What I would be worried about, though, is the distinct possibility that within 200 years, the planet will be uninhabitable. Or that, within 50 years, America’s infrastructure will be totally unsafe. Or that already spiraling inequality will lead to a complete societal meltdown that leaves future generations to exist in some kind of Mad Max-ish free-for-all.
Consider that while Republicans and Democrats have spent the last three months bickering over the difference between keystroking $1.5 trillion into existence or conjuring $2.4 trillion out of thin air, scientists have discovered what looks like life on Venus. Apparently, we could go over there (to Venus) and check it out in a matter of months (of course, months turns into years once the logistics and planning come into play, but you get the point).

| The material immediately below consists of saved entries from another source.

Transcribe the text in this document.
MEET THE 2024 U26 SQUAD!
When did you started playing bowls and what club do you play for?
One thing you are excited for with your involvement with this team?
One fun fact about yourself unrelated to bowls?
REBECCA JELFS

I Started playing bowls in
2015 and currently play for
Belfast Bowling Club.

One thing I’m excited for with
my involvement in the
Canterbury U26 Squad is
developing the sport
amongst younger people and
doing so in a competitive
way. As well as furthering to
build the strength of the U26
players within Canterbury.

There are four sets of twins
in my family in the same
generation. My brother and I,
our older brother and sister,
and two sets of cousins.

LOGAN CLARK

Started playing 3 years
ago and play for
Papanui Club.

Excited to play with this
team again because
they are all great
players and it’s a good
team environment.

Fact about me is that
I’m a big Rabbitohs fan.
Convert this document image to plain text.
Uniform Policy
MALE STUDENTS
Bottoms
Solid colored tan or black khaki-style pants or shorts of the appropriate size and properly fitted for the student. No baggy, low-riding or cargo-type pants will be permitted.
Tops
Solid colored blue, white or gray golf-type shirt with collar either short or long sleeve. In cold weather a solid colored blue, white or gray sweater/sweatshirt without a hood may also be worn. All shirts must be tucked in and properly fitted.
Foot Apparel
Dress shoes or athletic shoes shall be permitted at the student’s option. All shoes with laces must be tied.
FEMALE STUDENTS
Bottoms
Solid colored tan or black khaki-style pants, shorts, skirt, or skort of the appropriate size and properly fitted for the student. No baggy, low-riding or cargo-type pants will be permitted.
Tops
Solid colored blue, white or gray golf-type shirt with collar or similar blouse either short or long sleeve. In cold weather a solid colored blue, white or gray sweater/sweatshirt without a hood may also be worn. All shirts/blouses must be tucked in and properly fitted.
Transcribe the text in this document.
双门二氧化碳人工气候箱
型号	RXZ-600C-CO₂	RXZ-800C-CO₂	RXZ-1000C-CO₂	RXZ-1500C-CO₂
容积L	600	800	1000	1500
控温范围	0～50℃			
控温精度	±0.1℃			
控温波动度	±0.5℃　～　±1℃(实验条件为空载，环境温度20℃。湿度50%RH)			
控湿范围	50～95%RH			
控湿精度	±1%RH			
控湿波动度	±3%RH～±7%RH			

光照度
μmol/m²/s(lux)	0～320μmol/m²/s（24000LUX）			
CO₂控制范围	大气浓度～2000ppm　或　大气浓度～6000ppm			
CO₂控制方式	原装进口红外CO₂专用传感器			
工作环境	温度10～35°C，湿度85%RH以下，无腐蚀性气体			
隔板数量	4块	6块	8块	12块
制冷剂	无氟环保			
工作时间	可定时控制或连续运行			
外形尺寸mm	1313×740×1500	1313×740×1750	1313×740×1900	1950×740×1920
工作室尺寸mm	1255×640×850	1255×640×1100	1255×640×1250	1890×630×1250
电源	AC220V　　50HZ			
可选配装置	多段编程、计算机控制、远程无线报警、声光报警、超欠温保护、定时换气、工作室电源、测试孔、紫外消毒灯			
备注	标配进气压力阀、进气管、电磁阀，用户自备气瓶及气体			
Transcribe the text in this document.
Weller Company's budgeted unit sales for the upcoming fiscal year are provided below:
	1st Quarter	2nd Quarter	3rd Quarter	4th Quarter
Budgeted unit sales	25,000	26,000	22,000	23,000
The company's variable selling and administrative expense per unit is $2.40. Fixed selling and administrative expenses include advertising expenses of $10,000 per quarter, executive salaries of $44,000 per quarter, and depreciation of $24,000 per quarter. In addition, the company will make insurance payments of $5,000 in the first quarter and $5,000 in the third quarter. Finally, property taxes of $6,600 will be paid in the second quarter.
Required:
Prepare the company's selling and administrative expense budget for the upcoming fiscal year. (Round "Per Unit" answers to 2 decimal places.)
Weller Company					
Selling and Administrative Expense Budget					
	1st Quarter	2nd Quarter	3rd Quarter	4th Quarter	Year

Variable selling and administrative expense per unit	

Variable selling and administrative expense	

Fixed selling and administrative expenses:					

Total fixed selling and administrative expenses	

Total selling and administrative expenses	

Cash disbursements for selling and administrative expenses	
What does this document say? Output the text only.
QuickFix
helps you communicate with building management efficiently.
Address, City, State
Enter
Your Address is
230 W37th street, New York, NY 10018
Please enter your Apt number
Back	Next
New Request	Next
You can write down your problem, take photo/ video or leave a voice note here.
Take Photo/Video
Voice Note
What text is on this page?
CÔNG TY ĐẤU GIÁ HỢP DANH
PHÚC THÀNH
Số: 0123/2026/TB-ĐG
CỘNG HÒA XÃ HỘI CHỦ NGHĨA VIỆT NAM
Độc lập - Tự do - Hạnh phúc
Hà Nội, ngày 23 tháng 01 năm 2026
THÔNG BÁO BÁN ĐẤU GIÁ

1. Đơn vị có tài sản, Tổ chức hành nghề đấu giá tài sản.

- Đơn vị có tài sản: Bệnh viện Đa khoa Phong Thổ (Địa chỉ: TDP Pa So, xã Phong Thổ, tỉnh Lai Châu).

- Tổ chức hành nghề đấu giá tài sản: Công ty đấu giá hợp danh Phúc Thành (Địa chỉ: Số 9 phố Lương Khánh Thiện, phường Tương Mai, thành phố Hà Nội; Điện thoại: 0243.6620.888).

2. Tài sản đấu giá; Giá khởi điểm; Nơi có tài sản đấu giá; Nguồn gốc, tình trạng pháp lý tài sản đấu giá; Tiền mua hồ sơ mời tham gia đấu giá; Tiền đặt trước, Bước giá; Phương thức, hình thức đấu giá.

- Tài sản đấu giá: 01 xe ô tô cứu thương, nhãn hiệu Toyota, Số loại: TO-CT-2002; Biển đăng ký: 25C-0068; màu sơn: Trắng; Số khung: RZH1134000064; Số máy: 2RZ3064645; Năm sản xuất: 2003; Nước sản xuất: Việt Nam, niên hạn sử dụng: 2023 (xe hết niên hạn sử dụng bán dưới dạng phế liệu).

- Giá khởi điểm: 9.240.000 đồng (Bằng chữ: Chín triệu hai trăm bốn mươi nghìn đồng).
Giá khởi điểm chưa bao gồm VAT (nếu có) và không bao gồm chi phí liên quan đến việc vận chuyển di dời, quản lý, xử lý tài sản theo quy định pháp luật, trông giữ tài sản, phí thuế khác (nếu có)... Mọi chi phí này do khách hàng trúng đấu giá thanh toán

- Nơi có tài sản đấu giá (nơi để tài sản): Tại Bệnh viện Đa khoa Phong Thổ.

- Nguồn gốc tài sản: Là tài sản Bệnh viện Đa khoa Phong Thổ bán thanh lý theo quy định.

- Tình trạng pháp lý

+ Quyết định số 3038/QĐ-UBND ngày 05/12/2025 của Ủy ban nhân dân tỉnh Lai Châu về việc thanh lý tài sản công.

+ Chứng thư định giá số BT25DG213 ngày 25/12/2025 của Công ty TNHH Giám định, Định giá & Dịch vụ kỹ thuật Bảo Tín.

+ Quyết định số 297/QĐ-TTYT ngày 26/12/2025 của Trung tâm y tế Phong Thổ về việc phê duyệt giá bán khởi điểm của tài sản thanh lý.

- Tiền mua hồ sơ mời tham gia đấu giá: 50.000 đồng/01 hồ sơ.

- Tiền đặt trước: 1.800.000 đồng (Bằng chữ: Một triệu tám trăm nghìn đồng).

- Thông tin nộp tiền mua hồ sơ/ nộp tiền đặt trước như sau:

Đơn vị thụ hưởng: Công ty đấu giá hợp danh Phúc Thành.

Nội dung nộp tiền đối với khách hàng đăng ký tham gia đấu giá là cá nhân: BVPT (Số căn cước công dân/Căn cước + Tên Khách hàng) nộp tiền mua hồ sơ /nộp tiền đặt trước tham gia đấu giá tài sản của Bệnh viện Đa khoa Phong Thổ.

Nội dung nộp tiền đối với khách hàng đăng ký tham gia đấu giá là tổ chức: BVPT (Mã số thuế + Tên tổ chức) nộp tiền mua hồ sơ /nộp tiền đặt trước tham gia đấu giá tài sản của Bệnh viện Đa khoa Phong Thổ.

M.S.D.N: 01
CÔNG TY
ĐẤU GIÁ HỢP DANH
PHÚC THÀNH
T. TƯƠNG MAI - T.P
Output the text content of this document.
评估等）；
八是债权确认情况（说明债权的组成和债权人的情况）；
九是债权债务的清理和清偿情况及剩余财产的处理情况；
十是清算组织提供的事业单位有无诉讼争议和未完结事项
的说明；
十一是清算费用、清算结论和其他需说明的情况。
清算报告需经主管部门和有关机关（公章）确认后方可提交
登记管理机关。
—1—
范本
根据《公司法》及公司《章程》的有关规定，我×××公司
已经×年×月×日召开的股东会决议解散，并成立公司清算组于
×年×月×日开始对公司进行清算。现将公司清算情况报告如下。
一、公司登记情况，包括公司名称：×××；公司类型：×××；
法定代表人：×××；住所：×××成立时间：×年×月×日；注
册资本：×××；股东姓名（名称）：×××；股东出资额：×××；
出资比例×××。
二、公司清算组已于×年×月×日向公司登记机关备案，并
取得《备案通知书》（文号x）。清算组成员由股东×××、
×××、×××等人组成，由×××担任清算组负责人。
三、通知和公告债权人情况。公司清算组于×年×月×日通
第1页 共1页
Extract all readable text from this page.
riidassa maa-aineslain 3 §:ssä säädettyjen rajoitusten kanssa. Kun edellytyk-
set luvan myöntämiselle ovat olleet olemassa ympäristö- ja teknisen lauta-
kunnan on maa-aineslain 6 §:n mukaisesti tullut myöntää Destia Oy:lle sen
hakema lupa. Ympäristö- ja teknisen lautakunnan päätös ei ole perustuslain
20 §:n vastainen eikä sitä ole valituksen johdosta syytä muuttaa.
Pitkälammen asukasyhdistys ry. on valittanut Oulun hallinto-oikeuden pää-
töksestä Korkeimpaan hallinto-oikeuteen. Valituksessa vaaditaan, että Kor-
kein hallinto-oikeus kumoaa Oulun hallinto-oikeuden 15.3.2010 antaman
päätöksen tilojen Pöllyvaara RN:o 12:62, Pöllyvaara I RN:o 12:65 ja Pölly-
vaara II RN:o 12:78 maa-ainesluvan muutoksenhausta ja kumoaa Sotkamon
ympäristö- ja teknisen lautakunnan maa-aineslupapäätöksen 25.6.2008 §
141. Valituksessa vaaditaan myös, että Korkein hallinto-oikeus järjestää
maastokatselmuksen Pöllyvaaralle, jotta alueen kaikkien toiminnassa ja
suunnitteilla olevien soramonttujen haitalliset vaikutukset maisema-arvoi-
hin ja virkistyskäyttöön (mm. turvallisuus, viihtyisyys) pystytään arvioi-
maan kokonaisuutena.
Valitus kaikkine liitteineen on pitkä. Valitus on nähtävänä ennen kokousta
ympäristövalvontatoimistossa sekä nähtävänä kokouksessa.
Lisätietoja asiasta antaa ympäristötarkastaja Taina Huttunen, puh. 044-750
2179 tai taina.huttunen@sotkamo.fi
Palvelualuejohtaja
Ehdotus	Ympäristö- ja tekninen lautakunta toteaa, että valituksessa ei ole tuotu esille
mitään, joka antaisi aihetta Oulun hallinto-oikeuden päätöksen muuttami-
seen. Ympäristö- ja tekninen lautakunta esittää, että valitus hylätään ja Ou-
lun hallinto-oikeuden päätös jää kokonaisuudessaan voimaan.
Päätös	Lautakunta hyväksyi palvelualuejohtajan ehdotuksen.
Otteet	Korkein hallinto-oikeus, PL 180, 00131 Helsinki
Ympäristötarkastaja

In a sad testament to just how deeply-ingrained false notions about debt and deficits really are, the second linked article in the preceding paragraph finds the MIT Technology Review suggesting that “it’s not easy to justify spending hundreds of millions or even billions of dollars on a mission that could be over in a matter of hours and not give us what we need”.
Just think about that for a moment, I implore you. Some scientists now believe there’s “something alive” in the atmosphere one planet over, and not only does it barely make the news cycle, serious people are actually debating whether or not it’s “worth” spending a currency we print to go and check it out for ourselves.
I suppose I shouldn’t be surprised. This is a country where politicians on both sides of the aisle continue to pretend that wholly imaginary budget constraints are holding the government back when it comes to, for example, preventing ~30 million people from experiencing food insecurity during a pandemic (that’s how many answered “sometimes not enough to eat” or “often not enough to eat” in late July in response to a Census Bureau survey).
The absurdity of this has long been criminal. In 2020 it turned deadly. If we persist, it will be existential.
But hey, look at the bright side: When your grandchildren’s grandchildren can’t breathe the air anymore, at least the national debt won’t be out of control.